Approximately 31% of orofacial injuries result from sport-related trauma and 50% of those are oral/dental injuries. In athletes that practices contact sports, the prevalence of orofacial injuries is 39.1%; with variations in the injury type, sport, level of competition, participant’s age, sex, and other factors [30,31]. A study evaluating 169 ice hockey players in Canada indicated that 45.6% of the athletes never wore an MG, 23.1% always wore an MG, 14.8% sometimes wore an MG, and 16.5% only wore an MG when it was enforced [32]. In addition, 57.7% of the players have been hit by a stick, 46.2% by a puck, and 25% by an opponent [31,32,33]. This data can be complemented by the present results, showing that the stress at the alveolar bone level can be significant reduced with the use of HMG (Figure 8).

According to Hayashi [33], MGs used by field hockey players after two years of continuous use resulted in a significant reduction in MG thicknesses and a significantly increased MG length. According to the authors, MG dimensions were affected by clenching, bruxism, and others oral functions. In addition, the practicing sports can affect the oral health through dehydration, stress, bruxism (teeth grinding), tooth erosion, and abrasion [1,26,33]. According to the literature, there is a complex bilateral interaction between oral health and physical activity and that oral diseases can influence the physical exercise outcome, risk of injury, and performance [1,5,33]. The HMG, with an integrated occlusal splint, would address and alleviate many of these occlusally-driven concerns in conventional MG appliances [5].

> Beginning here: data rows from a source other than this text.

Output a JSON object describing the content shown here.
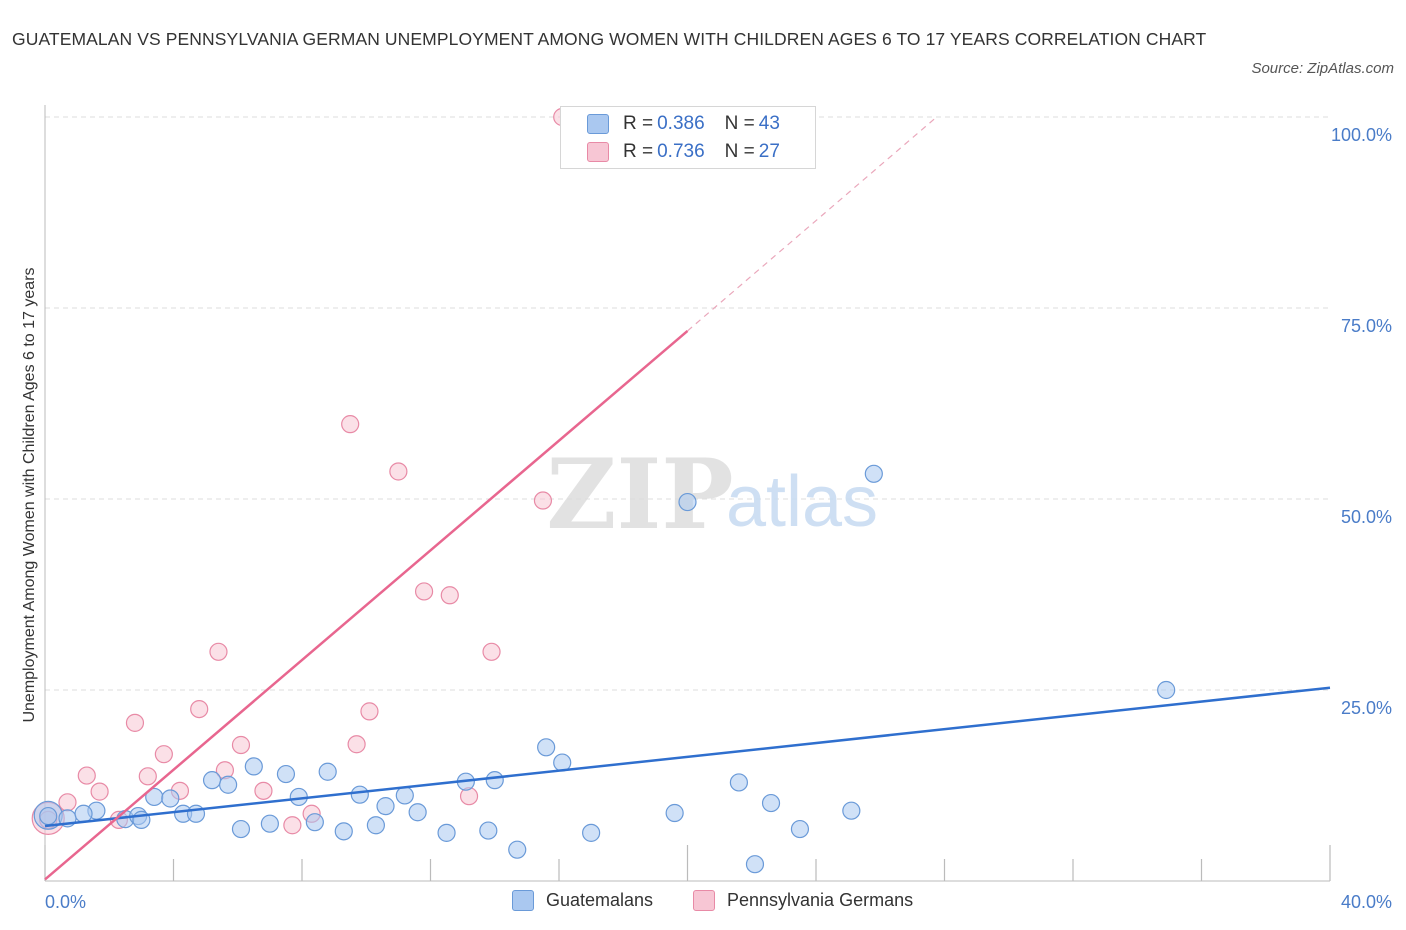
{
  "title": "GUATEMALAN VS PENNSYLVANIA GERMAN UNEMPLOYMENT AMONG WOMEN WITH CHILDREN AGES 6 TO 17 YEARS CORRELATION CHART",
  "source": "Source: ZipAtlas.com",
  "watermark": {
    "zip": "ZIP",
    "atlas": "atlas"
  },
  "colors": {
    "blue_fill": "#aac8f0",
    "blue_stroke": "#6a9ad8",
    "blue_line": "#2f6fce",
    "pink_fill": "#f7c6d4",
    "pink_stroke": "#e88aa6",
    "pink_line": "#e8668f",
    "tick_text": "#4a7cc8",
    "grid": "#dddddd"
  },
  "legend_stats": [
    {
      "r_label": "R =",
      "r_value": "0.386",
      "n_label": "N =",
      "n_value": "43",
      "color": "#aac8f0",
      "border": "#6a9ad8"
    },
    {
      "r_label": "R =",
      "r_value": "0.736",
      "n_label": "N =",
      "n_value": "27",
      "color": "#f7c6d4",
      "border": "#e88aa6"
    }
  ],
  "chart_data": {
    "type": "scatter",
    "title": "GUATEMALAN VS PENNSYLVANIA GERMAN UNEMPLOYMENT AMONG WOMEN WITH CHILDREN AGES 6 TO 17 YEARS CORRELATION CHART",
    "xlabel": "",
    "ylabel": "Unemployment Among Women with Children Ages 6 to 17 years",
    "xlim": [
      0,
      40
    ],
    "ylim": [
      0,
      100
    ],
    "x_tick_labels": [
      "0.0%",
      "40.0%"
    ],
    "y_tick_labels": [
      "25.0%",
      "50.0%",
      "75.0%",
      "100.0%"
    ],
    "y_ticks": [
      25,
      50,
      75,
      100
    ],
    "grid": true,
    "legend_position": "bottom",
    "series": [
      {
        "name": "Guatemalans",
        "color": "#aac8f0",
        "points": [
          [
            0.1,
            8.5
          ],
          [
            0.7,
            8.2
          ],
          [
            1.6,
            9.2
          ],
          [
            2.5,
            8.1
          ],
          [
            2.9,
            8.5
          ],
          [
            3.0,
            8.0
          ],
          [
            3.4,
            11.0
          ],
          [
            3.9,
            10.8
          ],
          [
            4.3,
            8.8
          ],
          [
            4.7,
            8.8
          ],
          [
            5.2,
            13.2
          ],
          [
            5.7,
            12.6
          ],
          [
            6.1,
            6.8
          ],
          [
            6.5,
            15.0
          ],
          [
            7.0,
            7.5
          ],
          [
            7.5,
            14.0
          ],
          [
            7.9,
            11.0
          ],
          [
            8.4,
            7.7
          ],
          [
            8.8,
            14.3
          ],
          [
            9.3,
            6.5
          ],
          [
            9.8,
            11.3
          ],
          [
            10.3,
            7.3
          ],
          [
            10.6,
            9.8
          ],
          [
            11.2,
            11.2
          ],
          [
            11.6,
            9.0
          ],
          [
            12.5,
            6.3
          ],
          [
            13.1,
            13.0
          ],
          [
            13.8,
            6.6
          ],
          [
            14.0,
            13.2
          ],
          [
            14.7,
            4.1
          ],
          [
            15.6,
            17.5
          ],
          [
            16.1,
            15.5
          ],
          [
            17.0,
            6.3
          ],
          [
            19.6,
            8.9
          ],
          [
            20.0,
            49.6
          ],
          [
            21.6,
            12.9
          ],
          [
            22.1,
            2.2
          ],
          [
            22.6,
            10.2
          ],
          [
            23.5,
            6.8
          ],
          [
            25.1,
            9.2
          ],
          [
            25.8,
            53.3
          ],
          [
            34.9,
            25.0
          ],
          [
            1.2,
            8.8
          ]
        ]
      },
      {
        "name": "Pennsylvania Germans",
        "color": "#f7c6d4",
        "points": [
          [
            0.1,
            8.0
          ],
          [
            0.7,
            10.3
          ],
          [
            1.3,
            13.8
          ],
          [
            1.7,
            11.7
          ],
          [
            2.3,
            8.0
          ],
          [
            2.8,
            20.7
          ],
          [
            3.2,
            13.7
          ],
          [
            3.7,
            16.6
          ],
          [
            4.2,
            11.8
          ],
          [
            4.8,
            22.5
          ],
          [
            5.4,
            30.0
          ],
          [
            5.6,
            14.5
          ],
          [
            6.1,
            17.8
          ],
          [
            6.8,
            11.8
          ],
          [
            7.7,
            7.3
          ],
          [
            8.3,
            8.8
          ],
          [
            9.5,
            59.8
          ],
          [
            9.7,
            17.9
          ],
          [
            10.1,
            22.2
          ],
          [
            11.0,
            53.6
          ],
          [
            11.8,
            37.9
          ],
          [
            12.6,
            37.4
          ],
          [
            13.2,
            11.1
          ],
          [
            13.9,
            30.0
          ],
          [
            15.5,
            49.8
          ],
          [
            16.1,
            100.0
          ],
          [
            18.9,
            100.0
          ]
        ]
      }
    ],
    "trend_lines": [
      {
        "series": "Guatemalans",
        "x": [
          0,
          40
        ],
        "y": [
          7.2,
          25.3
        ]
      },
      {
        "series": "Pennsylvania Germans",
        "x": [
          0,
          20
        ],
        "y": [
          0.2,
          72.0
        ],
        "dashed_extension": {
          "x": [
            20,
            27.7
          ],
          "y": [
            72.0,
            99.8
          ]
        }
      }
    ]
  },
  "bottom_legend": [
    {
      "label": "Guatemalans",
      "color": "#aac8f0",
      "border": "#6a9ad8"
    },
    {
      "label": "Pennsylvania Germans",
      "color": "#f7c6d4",
      "border": "#e88aa6"
    }
  ]
}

A previous study, combining finite element method with clinical data, indicated that an occlusal splint was effective to reduce the stress in the jaw [34]. According to the authors, the parafunctional habits can be regulated with the occlusal splint with a reduction of deformation in the temporomandibular joint [34]. In a similar manner, another FEA demonstrated that a rigid occlusal splint can be effective to evenly distribute the functional load in the treatment of patients with parafunction [35,36]. It is therefore a concern for athletes that have episodes of bruxism and recurrent clenching during the practice of physical or sport activity [37]. The novel design evaluated in this investigation has been previously reported in another study that evaluated its mechanical response during compression by the jaw [5]. That study indicated that there was a beneficial effect for athletes with parafunctional habits when wearing this device [5,16]. This investigation complements those results, indicating that during a traumatic impact, the hybrid MG (HMG) reduces the stress magnitude in the upper teeth, lower teeth, and bone.

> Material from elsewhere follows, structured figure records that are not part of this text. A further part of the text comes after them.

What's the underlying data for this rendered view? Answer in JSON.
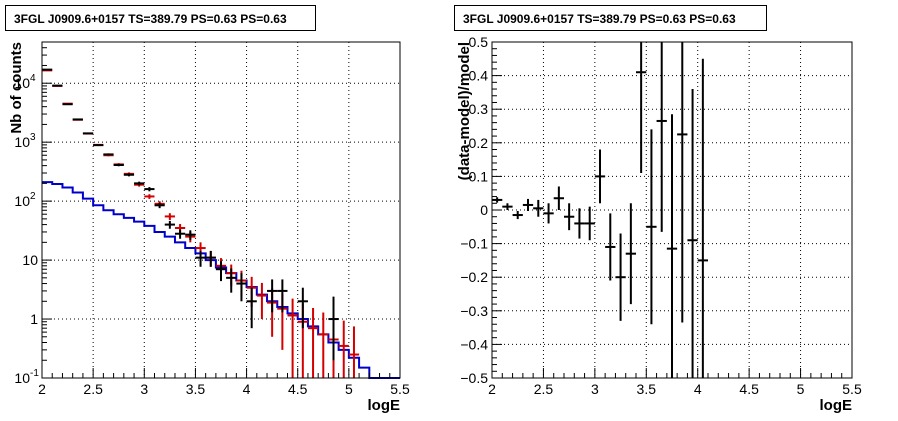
{
  "chart_data": [
    {
      "type": "histogram",
      "title": "3FGL J0909.6+0157 TS=389.79 PS=0.63 PS=0.63",
      "xlabel": "logE",
      "ylabel": "Nb of counts",
      "xlim": [
        2,
        5.5
      ],
      "ylim": [
        0.1,
        50000
      ],
      "yscale": "log",
      "grid": true,
      "x_ticks": [
        "2",
        "2.5",
        "3",
        "3.5",
        "4",
        "4.5",
        "5",
        "5.5"
      ],
      "y_ticks": [
        {
          "value": 0.1,
          "base": "10",
          "exp": "-1"
        },
        {
          "value": 1,
          "base": "1",
          "exp": ""
        },
        {
          "value": 10,
          "base": "10",
          "exp": ""
        },
        {
          "value": 100,
          "base": "10",
          "exp": "2"
        },
        {
          "value": 1000,
          "base": "10",
          "exp": "3"
        },
        {
          "value": 10000,
          "base": "10",
          "exp": "4"
        }
      ],
      "colors": {
        "data": "#000000",
        "model": "#d40000",
        "background": "#0000cc"
      },
      "series": [
        {
          "name": "",
          "style": "blue-step",
          "x": [
            2.0,
            2.1,
            2.2,
            2.3,
            2.4,
            2.5,
            2.6,
            2.7,
            2.8,
            2.9,
            3.0,
            3.1,
            3.2,
            3.3,
            3.4,
            3.5,
            3.6,
            3.7,
            3.8,
            3.9,
            4.0,
            4.1,
            4.2,
            4.3,
            4.4,
            4.5,
            4.6,
            4.7,
            4.8,
            4.9,
            5.0,
            5.1,
            5.2,
            5.3,
            5.4
          ],
          "y": [
            210,
            195,
            170,
            140,
            110,
            85,
            70,
            60,
            52,
            45,
            38,
            30,
            25,
            20,
            16,
            13,
            10,
            7.5,
            6,
            4.5,
            3.5,
            2.6,
            2.0,
            1.6,
            1.25,
            1.0,
            0.75,
            0.55,
            0.4,
            0.3,
            0.22,
            0.15,
            0.1,
            0.1,
            0.1
          ]
        },
        {
          "name": "",
          "style": "red-error-bars",
          "x": [
            2.05,
            2.15,
            2.25,
            2.35,
            2.45,
            2.55,
            2.65,
            2.75,
            2.85,
            2.95,
            3.05,
            3.15,
            3.25,
            3.35,
            3.45,
            3.55,
            3.65,
            3.75,
            3.85,
            3.95,
            4.05,
            4.15,
            4.25,
            4.35,
            4.45,
            4.55,
            4.65,
            4.75,
            4.85,
            4.95,
            5.05
          ],
          "y": [
            16500,
            9000,
            4500,
            2400,
            1400,
            900,
            600,
            420,
            290,
            190,
            120,
            90,
            55,
            35,
            25,
            16,
            11,
            8,
            6,
            4.5,
            3.4,
            2.5,
            1.9,
            1.5,
            1.15,
            0.9,
            0.7,
            0.55,
            0.45,
            0.35,
            0.25
          ],
          "yerr_low": [
            130,
            95,
            67,
            49,
            37,
            30,
            24,
            20,
            17,
            14,
            11,
            9.5,
            7.4,
            5.9,
            5,
            4,
            3.3,
            2.8,
            2.4,
            2.1,
            1.8,
            1.5,
            1.4,
            1.2,
            1.07,
            0.9,
            0.7,
            0.55,
            0.45,
            0.35,
            0.25
          ],
          "yerr_high": [
            130,
            95,
            67,
            49,
            37,
            30,
            24,
            20,
            17,
            14,
            11,
            9.5,
            7.4,
            5.9,
            5,
            4,
            3.3,
            2.8,
            2.4,
            2.1,
            1.8,
            1.6,
            1.4,
            1.2,
            1.07,
            0.95,
            0.84,
            0.74,
            0.67,
            0.59,
            0.5
          ]
        },
        {
          "name": "",
          "style": "black-error-bars",
          "x": [
            2.05,
            2.15,
            2.25,
            2.35,
            2.45,
            2.55,
            2.65,
            2.75,
            2.85,
            2.95,
            3.05,
            3.15,
            3.25,
            3.35,
            3.45,
            3.55,
            3.65,
            3.75,
            3.85,
            3.95,
            4.05,
            4.25,
            4.35,
            4.55,
            4.85
          ],
          "y": [
            17000,
            9100,
            4400,
            2430,
            1410,
            890,
            620,
            410,
            280,
            200,
            160,
            85,
            40,
            28,
            27,
            11,
            11,
            7,
            5,
            4,
            2,
            3,
            3,
            2,
            1
          ],
          "yerr_low": [
            130,
            95,
            66,
            49,
            38,
            30,
            25,
            20,
            17,
            14,
            13,
            9,
            6,
            5,
            5,
            3.3,
            3.3,
            2.6,
            2.2,
            2,
            1.3,
            1.7,
            1.7,
            1.3,
            0.8
          ],
          "yerr_high": [
            130,
            95,
            66,
            49,
            38,
            30,
            25,
            20,
            17,
            14,
            13,
            9,
            6,
            5,
            5,
            3.3,
            3.3,
            2.6,
            2.2,
            2,
            1.4,
            1.7,
            1.7,
            1.4,
            1.4
          ]
        }
      ]
    },
    {
      "type": "scatter",
      "title": "3FGL J0909.6+0157 TS=389.79 PS=0.63 PS=0.63",
      "xlabel": "logE",
      "ylabel": "(data-model)/model",
      "xlim": [
        2,
        5.5
      ],
      "ylim": [
        -0.5,
        0.5
      ],
      "grid": true,
      "x_ticks": [
        "2",
        "2.5",
        "3",
        "3.5",
        "4",
        "4.5",
        "5",
        "5.5"
      ],
      "y_ticks": [
        "−0.5",
        "−0.4",
        "−0.3",
        "−0.2",
        "−0.1",
        "0",
        "0.1",
        "0.2",
        "0.3",
        "0.4",
        "0.5"
      ],
      "series": [
        {
          "name": "",
          "x": [
            2.05,
            2.15,
            2.25,
            2.35,
            2.45,
            2.55,
            2.65,
            2.75,
            2.85,
            2.95,
            3.05,
            3.15,
            3.25,
            3.35,
            3.45,
            3.55,
            3.65,
            3.75,
            3.85,
            3.95,
            4.05
          ],
          "y": [
            0.03,
            0.01,
            -0.015,
            0.015,
            0.005,
            -0.01,
            0.035,
            -0.02,
            -0.04,
            -0.04,
            0.1,
            -0.11,
            -0.2,
            -0.13,
            0.41,
            -0.05,
            0.265,
            -0.115,
            0.225,
            -0.09,
            -0.15
          ],
          "yerr": [
            0.008,
            0.01,
            0.012,
            0.018,
            0.025,
            0.03,
            0.035,
            0.04,
            0.045,
            0.05,
            0.08,
            0.1,
            0.13,
            0.15,
            0.3,
            0.29,
            0.33,
            0.4,
            0.56,
            0.45,
            0.6
          ]
        }
      ]
    }
  ]
}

According to current recommendations for dentists [36,37,38,39], after delivering an MG to a patient, the dentist plays an important role in providing patient instructions that have a focus on motivation and proper care of the mouthguard [36,37,38,39]. Similarly, this study complements this approach, suggesting follow-up clinical appointments to ensure that occlusion, and the fit and function of the HMG, should be assessed and optimized.

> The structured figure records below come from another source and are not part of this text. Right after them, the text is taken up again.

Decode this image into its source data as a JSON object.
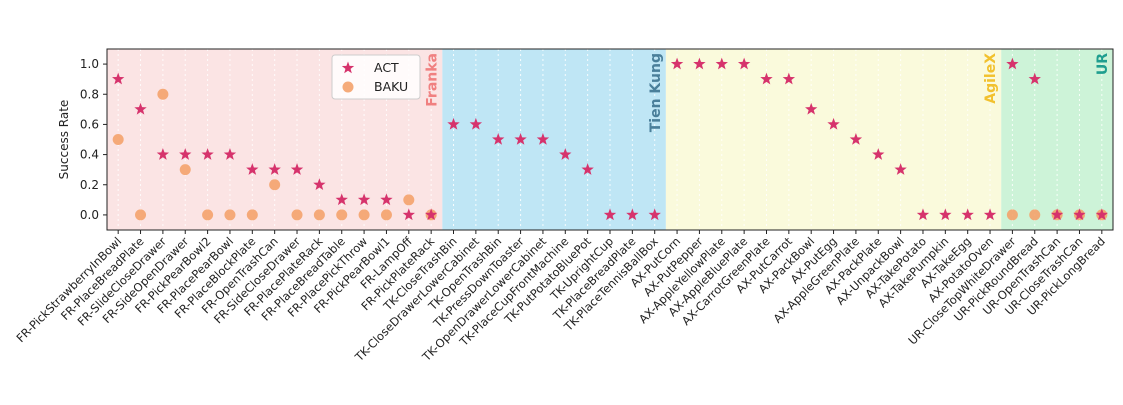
{
  "chart_data": {
    "type": "scatter",
    "ylabel": "Success Rate",
    "ylim": [
      -0.1,
      1.1
    ],
    "yticks": [
      "0.0",
      "0.2",
      "0.4",
      "0.6",
      "0.8",
      "1.0"
    ],
    "legend_position": "top-left",
    "categories": [
      "FR-PickStrawberryInBowl",
      "FR-PlaceBreadPlate",
      "FR-SlideCloseDrawer",
      "FR-SideOpenDrawer",
      "FR-PickPearBowl2",
      "FR-PlacePearBowl",
      "FR-PlaceBlockPlate",
      "FR-OpenTrashCan",
      "FR-SideCloseDrawer",
      "FR-PlacePlateRack",
      "FR-PlaceBreadTable",
      "FR-PlacePickThrow",
      "FR-PickPearBowl1",
      "FR-LampOff",
      "FR-PickPlateRack",
      "TK-CloseTrashBin",
      "TK-CloseDrawerLowerCabinet",
      "TK-OpenTrashBin",
      "TK-PressDownToaster",
      "TK-OpenDrawerLowerCabinet",
      "TK-PlaceCupFrontMachine",
      "TK-PutPotatoBluePot",
      "TK-UprightCup",
      "TK-PlaceBreadPlate",
      "TK-PlaceTennisBallBox",
      "AX-PutCorn",
      "AX-PutPepper",
      "AX-AppleYellowPlate",
      "AX-AppleBluePlate",
      "AX-CarrotGreenPlate",
      "AX-PutCarrot",
      "AX-PackBowl",
      "AX-PutEgg",
      "AX-AppleGreenPlate",
      "AX-PackPlate",
      "AX-UnpackBowl",
      "AX-TakePotato",
      "AX-TakePumpkin",
      "AX-TakeEgg",
      "AX-PotatoOven",
      "UR-CloseTopWhiteDrawer",
      "UR-PickRoundBread",
      "UR-OpenTrashCan",
      "UR-CloseTrashCan",
      "UR-PickLongBread"
    ],
    "series": [
      {
        "name": "ACT",
        "marker": "star",
        "color": "#d6336c",
        "values": [
          0.9,
          0.7,
          0.4,
          0.4,
          0.4,
          0.4,
          0.3,
          0.3,
          0.3,
          0.2,
          0.1,
          0.1,
          0.1,
          0.0,
          0.0,
          0.6,
          0.6,
          0.5,
          0.5,
          0.5,
          0.4,
          0.3,
          0.0,
          0.0,
          0.0,
          1.0,
          1.0,
          1.0,
          1.0,
          0.9,
          0.9,
          0.7,
          0.6,
          0.5,
          0.4,
          0.3,
          0.0,
          0.0,
          0.0,
          0.0,
          1.0,
          0.9,
          0.0,
          0.0,
          0.0
        ]
      },
      {
        "name": "BAKU",
        "marker": "circle",
        "color": "#f4a26b",
        "values": [
          0.5,
          0.0,
          0.8,
          0.3,
          0.0,
          0.0,
          0.0,
          0.2,
          0.0,
          0.0,
          0.0,
          0.0,
          0.0,
          0.1,
          0.0,
          null,
          null,
          null,
          null,
          null,
          null,
          null,
          null,
          null,
          null,
          null,
          null,
          null,
          null,
          null,
          null,
          null,
          null,
          null,
          null,
          null,
          null,
          null,
          null,
          null,
          0.0,
          0.0,
          0.0,
          0.0,
          0.0
        ]
      }
    ],
    "regions": [
      {
        "label": "Franka",
        "start": 0,
        "end": 14,
        "fill": "#fbe4e4",
        "text_color": "#f08080"
      },
      {
        "label": "Tien Kung",
        "start": 15,
        "end": 24,
        "fill": "#bfe6f5",
        "text_color": "#4a7f9a"
      },
      {
        "label": "AgileX",
        "start": 25,
        "end": 39,
        "fill": "#fafadc",
        "text_color": "#f2c12e"
      },
      {
        "label": "UR",
        "start": 40,
        "end": 44,
        "fill": "#cdf3d8",
        "text_color": "#1f9e8f"
      }
    ]
  }
}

Similar to the laboratorial and numerical studies, this investigation has limitations. The simulated impact was applied in just one direction; however, impacts in other regions could generate different results [3,4]. In addition, the materials were assumed isotropic, which is not the case [8]. The model was based on an adult maxilla with completely formed teeth, a perfect dentition, the absence of restorations and an ideal occlusion [17]. There was no aging effect or wear caused by the long-term use considered in the polymeric material [33]. There was no presence of oral fluids, pH variation, temperature variation or soft tissue presence [6]. Further studies, including these factors, should be performed.

4. Conclusions

The novel hybrid MG appliance has a design and functionality that decreased the stress concentration in the teeth and in bone when a simulated hockey puck traumatic event has occurred. Although the mouthguard may mitigate injury, some stress will still result, and any possible injury should be evaluated by a dental professional.